Ayrton Senna was arguably the greatest Formula One driver to walk the face of the earth. That is the opinion of many including myself. However, even if one disputes this opinion, it is inarguable that once the rain started to fall, he was untouchable. One only needs to watch his performance on the first lap of the 1993 European Grand Prix to see just how great he was. Click the link if you want to see the man in action.
So why am I talking about a race car driver on a dog blog? For one, I love Formula One, and any chance I get to talk about Ayrton Senna, who is my favorite driver of all time, is an opportunity I'll take. Secondly, and more important to whoever is reading this, I've been reading the book The Art of Racing in the Rain by Garth Stein, which is about a dog and his owner who is a race car driver. And there was a quote from the book that inspired me and brought me here. "That which we manifest is before us; we are the creators of our own destiny".
So what does that mean? This quote was by one of the characters in the book as he described the approach a driver must take when racing in the wet. And what he was referring to is the notion that the driver who excels in the rain is one who doesn't drive in fear of it. Most drivers will drive apprehensively, afraid of losing control of the car. But the driver who excels in the rain does the opposite. He creates his own destiny by initiating the loss of control, rather than constantly fighting the car trying to be in control of it. By proactively triggering the car to slide around, the car's behavior then becomes predictable and manageable. Always trying to fight what the car naturally wants to do in the wet, makes it unpredictable, unwieldy, and likely to snap on you. The difference between driving from your head and driving from your heart. Senna was the epitome of a man who drove from his heart.

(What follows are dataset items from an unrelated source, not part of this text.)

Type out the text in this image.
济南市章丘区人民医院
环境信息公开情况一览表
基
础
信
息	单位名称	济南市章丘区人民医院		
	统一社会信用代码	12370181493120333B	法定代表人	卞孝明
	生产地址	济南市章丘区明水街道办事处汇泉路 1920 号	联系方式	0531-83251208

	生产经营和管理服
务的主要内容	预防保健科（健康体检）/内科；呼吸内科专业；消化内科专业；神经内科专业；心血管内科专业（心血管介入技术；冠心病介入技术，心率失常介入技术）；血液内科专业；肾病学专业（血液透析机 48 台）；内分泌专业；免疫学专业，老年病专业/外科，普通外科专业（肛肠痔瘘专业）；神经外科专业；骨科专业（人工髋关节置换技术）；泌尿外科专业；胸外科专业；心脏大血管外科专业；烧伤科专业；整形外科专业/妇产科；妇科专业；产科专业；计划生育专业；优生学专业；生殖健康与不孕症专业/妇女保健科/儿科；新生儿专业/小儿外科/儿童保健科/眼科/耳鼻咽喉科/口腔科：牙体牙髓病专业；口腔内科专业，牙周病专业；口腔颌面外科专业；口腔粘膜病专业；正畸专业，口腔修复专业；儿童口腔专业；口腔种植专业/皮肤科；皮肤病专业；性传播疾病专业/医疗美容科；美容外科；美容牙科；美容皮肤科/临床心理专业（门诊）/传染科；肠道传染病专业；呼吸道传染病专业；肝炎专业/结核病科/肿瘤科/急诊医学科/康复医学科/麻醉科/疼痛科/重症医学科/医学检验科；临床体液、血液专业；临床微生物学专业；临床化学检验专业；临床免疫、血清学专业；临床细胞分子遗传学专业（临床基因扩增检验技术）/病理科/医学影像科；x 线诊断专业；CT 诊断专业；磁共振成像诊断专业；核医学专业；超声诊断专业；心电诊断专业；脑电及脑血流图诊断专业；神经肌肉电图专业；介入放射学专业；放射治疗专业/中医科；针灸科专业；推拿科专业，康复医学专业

If you live with your dog in fear of his energy, always fighting him, trying to keep him in check and under control, then you can never manifest the outcome you desire. But if you can initiate the loss of control, letting your dog express his energy and embrace his natural wild nature, then his behavior becomes predictable. A predictability that can only come by letting go of the reigns. You have to lose control to be in control. Such are dogs and such is life.